The theme of this year’s 3GSM World Congress was summarised by Naguib Sawiris, chairman and chief executive of Orascom, the Egyptian mobile phone operator, at the first keynote session of the conference.
"This is the time of the emerging markets to come back. Just look at us. We have two Indians and an Egyptian on stage," he said.
Indeed, a packed auditorium of telecoms executives were hanging on the every word of a powerful "emerging markets" trio of Arun Sarin, chief executive of Vodafone, Sanjiv Ahuja, chief executive of Orange and Mr Sawiris, whose Orascom has a strong grip not only in the Middle East but recently acquired operators in Italy and Greece as well.
Mr Sarin was looking triumphant after clinching a deal earlier this week to buy Hutchison Essar, the fourth largest mobile operator in India.
Mr Sarin was waxing lyrical about the possibilities of India, where mobile penetration of just 13 per cent today is expected to rise to 40 per cent within the next few years, creating a potential subscriber base of around 550m people.
Also on the panel was Sanjiv Ahuja, chief executive of Orange, who, while not embarking on the same kinds of foreign adventures as Vodafone, spoke of Orange’s recently launched operations in Senegal.

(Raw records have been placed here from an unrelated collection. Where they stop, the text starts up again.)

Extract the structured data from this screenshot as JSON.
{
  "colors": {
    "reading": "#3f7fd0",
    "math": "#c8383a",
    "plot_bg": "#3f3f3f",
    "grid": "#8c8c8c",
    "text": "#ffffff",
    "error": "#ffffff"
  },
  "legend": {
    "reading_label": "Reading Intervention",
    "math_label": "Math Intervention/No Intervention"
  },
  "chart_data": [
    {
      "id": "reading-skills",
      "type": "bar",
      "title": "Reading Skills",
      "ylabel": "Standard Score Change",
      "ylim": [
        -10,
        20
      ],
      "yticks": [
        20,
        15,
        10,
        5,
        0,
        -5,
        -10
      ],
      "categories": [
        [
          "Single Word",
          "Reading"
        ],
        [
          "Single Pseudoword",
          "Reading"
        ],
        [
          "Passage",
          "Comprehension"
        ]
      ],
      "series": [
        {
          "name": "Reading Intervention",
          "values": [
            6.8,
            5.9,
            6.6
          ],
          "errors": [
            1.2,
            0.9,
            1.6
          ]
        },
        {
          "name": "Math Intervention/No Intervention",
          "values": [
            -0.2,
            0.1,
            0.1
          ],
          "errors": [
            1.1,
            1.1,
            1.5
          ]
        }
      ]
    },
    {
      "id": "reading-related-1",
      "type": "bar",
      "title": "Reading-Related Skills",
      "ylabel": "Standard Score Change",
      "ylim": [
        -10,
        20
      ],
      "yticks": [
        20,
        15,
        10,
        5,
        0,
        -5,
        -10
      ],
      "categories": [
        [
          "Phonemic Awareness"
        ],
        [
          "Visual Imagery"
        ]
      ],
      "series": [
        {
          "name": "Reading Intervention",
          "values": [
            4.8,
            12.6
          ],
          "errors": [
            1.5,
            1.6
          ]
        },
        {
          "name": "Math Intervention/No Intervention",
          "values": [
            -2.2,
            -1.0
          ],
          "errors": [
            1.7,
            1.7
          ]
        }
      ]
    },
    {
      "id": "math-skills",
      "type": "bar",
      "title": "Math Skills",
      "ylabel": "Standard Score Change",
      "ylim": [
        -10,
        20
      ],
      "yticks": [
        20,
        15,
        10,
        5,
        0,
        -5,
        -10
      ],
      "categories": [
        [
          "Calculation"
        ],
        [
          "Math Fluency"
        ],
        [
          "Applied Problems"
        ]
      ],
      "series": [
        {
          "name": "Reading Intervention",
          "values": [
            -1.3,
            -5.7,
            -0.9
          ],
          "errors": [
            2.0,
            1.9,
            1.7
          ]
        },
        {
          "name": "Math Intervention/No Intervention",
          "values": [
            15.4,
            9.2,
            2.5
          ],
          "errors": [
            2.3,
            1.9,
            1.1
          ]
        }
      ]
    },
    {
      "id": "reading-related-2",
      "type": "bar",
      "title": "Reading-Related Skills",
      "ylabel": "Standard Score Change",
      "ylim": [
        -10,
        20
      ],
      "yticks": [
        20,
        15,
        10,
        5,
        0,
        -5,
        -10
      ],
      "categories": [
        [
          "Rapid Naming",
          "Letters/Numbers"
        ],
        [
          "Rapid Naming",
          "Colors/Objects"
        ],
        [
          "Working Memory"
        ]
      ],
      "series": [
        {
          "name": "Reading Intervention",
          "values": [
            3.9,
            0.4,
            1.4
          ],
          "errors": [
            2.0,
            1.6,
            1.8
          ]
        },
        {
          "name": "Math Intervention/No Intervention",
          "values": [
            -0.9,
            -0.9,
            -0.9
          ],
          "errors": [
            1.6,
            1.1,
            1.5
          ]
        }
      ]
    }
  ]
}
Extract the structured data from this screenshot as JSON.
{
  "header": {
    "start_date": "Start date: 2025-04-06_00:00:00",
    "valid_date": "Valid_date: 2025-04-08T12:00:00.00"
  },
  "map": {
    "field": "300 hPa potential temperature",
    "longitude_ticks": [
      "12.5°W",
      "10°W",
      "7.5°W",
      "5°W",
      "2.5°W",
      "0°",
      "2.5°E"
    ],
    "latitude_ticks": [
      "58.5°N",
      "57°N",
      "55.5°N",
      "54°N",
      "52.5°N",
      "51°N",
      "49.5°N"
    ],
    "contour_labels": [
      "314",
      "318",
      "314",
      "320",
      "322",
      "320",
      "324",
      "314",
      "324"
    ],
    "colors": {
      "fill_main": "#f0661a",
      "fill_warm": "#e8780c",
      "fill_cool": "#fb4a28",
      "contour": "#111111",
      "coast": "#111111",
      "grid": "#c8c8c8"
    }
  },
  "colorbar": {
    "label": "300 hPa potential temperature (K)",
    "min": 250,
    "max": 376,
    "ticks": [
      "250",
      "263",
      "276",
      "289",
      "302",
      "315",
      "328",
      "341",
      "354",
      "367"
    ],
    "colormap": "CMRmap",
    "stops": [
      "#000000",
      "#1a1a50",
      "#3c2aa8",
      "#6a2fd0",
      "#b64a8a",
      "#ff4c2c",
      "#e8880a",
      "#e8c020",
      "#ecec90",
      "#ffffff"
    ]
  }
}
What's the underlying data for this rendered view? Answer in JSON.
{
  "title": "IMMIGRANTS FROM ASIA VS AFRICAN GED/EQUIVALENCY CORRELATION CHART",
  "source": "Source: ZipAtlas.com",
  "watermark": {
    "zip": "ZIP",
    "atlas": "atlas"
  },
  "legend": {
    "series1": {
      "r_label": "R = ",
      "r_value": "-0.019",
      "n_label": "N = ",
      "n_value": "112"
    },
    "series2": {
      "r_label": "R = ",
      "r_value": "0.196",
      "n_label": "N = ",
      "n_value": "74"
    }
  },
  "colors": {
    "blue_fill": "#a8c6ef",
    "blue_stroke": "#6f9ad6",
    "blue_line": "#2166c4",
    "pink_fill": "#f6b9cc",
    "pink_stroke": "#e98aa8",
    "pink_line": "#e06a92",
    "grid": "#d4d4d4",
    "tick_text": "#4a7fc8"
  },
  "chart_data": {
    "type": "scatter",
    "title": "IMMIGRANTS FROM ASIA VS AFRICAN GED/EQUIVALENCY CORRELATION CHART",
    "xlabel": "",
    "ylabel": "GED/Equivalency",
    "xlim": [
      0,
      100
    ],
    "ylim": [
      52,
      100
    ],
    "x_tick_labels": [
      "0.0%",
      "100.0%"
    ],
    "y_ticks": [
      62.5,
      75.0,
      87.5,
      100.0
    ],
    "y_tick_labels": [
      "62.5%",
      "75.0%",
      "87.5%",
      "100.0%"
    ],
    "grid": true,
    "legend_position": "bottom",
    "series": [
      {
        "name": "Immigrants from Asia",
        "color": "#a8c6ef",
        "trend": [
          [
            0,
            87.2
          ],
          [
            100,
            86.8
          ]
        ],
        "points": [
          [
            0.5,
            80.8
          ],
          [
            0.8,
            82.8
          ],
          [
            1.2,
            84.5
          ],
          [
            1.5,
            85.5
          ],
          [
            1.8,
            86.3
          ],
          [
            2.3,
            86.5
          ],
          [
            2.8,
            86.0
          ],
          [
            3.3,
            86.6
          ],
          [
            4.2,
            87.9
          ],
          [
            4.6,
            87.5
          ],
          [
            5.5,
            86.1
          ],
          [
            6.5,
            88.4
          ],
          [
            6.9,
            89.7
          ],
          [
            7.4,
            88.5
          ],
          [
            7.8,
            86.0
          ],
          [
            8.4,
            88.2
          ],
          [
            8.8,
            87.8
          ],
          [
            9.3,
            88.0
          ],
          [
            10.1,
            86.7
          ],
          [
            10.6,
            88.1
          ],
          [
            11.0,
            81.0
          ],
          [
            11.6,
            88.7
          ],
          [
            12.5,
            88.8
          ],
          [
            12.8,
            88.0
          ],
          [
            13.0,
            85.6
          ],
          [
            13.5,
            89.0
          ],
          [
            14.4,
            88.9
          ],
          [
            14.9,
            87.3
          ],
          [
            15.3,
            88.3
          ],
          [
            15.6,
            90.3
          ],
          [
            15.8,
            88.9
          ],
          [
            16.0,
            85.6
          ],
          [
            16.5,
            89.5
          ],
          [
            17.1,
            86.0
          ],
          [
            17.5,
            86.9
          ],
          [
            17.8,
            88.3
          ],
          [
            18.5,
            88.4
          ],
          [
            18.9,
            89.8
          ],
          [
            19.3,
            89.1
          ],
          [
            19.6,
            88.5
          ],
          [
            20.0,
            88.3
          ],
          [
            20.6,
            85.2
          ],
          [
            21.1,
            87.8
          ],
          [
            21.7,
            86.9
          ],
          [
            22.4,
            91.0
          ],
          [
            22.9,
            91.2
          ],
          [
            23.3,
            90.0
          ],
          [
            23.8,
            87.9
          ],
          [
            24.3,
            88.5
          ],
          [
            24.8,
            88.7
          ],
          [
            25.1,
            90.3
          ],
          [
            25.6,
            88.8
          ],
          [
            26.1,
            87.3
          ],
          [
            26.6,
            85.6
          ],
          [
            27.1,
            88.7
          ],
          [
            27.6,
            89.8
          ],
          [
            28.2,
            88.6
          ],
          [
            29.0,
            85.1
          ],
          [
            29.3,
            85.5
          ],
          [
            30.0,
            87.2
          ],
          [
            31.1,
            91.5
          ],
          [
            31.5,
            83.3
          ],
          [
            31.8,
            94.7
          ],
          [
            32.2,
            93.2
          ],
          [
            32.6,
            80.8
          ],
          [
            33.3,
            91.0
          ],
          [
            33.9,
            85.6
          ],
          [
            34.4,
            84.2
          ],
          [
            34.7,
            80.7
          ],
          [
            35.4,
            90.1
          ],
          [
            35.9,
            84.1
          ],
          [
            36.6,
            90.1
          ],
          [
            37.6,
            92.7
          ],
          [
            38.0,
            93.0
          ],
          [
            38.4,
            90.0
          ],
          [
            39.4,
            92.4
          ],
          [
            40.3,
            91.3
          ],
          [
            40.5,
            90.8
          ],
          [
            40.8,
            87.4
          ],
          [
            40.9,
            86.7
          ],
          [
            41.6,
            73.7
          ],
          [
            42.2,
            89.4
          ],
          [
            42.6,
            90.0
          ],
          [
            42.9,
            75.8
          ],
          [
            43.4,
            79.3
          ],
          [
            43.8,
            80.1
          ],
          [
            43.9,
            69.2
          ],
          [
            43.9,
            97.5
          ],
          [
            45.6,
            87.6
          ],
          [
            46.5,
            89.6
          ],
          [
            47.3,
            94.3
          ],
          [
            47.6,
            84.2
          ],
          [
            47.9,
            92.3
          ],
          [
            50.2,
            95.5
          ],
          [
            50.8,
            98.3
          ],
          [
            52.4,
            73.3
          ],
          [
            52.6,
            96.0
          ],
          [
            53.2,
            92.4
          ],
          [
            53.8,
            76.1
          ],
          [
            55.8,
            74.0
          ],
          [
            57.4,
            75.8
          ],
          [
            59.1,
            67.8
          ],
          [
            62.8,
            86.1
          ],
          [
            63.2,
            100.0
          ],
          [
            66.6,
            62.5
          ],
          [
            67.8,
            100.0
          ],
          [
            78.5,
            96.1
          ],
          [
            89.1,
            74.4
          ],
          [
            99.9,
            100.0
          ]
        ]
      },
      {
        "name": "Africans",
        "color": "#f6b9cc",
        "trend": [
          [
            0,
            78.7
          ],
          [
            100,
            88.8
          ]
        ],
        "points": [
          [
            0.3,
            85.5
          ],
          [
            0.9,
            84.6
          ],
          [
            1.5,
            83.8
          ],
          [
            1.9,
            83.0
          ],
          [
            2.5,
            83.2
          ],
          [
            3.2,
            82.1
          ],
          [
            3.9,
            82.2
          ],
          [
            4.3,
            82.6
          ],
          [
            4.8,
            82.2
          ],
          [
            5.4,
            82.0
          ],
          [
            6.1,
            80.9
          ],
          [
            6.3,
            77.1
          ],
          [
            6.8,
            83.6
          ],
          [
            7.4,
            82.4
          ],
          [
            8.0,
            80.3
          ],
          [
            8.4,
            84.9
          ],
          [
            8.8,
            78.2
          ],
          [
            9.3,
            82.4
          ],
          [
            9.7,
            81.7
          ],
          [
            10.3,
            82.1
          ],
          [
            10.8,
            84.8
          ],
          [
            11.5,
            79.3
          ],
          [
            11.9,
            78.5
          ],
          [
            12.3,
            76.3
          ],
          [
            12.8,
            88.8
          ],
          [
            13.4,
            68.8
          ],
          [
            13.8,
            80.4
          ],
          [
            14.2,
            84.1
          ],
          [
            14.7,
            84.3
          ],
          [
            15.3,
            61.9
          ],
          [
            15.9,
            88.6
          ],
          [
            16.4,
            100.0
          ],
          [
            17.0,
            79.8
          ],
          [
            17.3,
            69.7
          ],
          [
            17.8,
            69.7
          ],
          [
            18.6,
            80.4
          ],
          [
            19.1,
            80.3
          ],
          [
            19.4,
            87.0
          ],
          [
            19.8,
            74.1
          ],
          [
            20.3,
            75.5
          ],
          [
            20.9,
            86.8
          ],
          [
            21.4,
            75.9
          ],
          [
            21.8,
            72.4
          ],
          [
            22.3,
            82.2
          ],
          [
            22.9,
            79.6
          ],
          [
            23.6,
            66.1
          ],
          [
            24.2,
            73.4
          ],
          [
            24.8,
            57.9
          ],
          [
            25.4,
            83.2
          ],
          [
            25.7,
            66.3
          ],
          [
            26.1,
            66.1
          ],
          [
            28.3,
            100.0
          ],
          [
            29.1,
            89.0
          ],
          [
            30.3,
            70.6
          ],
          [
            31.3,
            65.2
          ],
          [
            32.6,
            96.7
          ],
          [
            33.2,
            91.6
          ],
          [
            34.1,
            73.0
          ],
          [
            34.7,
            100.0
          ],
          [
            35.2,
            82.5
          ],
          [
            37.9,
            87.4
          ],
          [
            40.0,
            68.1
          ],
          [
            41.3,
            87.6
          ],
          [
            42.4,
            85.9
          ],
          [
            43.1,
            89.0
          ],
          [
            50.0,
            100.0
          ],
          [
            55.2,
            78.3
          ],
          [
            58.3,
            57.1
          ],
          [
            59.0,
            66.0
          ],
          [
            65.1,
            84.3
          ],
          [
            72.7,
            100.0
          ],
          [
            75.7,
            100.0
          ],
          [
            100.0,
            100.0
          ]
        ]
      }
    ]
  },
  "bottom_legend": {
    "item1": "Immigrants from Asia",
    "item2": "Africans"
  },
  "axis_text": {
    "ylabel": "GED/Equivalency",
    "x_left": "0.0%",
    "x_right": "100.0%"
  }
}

Europe is now a slow-growing market. Figures out on Tuesday from GfK, the research company, showed that Europe now had 210m mobile phone users, but numbers had only grown 5 per cent in 2006. Naturally emerging markets are more exciting.
A number of announcements at 3GSM have been for products targeted at these markets. Texas Instruments is creating lower-cost chips for the market, and Motorola’s chief technology officer, Padmasree Warrior, told the Financial Times that the company was targeting developing countries with a number of products, such as solar-powered base stations suited to inaccessible areas and a new ultra-low cost phone designed to bring people who had never before made a mobile phone call into the wireless world.
But the developing markets can be as brutal as they are tempting. Motorola had a poor fourth quarter, partly due to being hit by price competition in emerging markets. Motorola’s Ms Warrior, believes the land grab is temporary phenomenon, and that eventually sleek designs – such as the z8 slider phone the company launched yesterday – will begin to move up price points. There is no guidance, however, on when this will happen.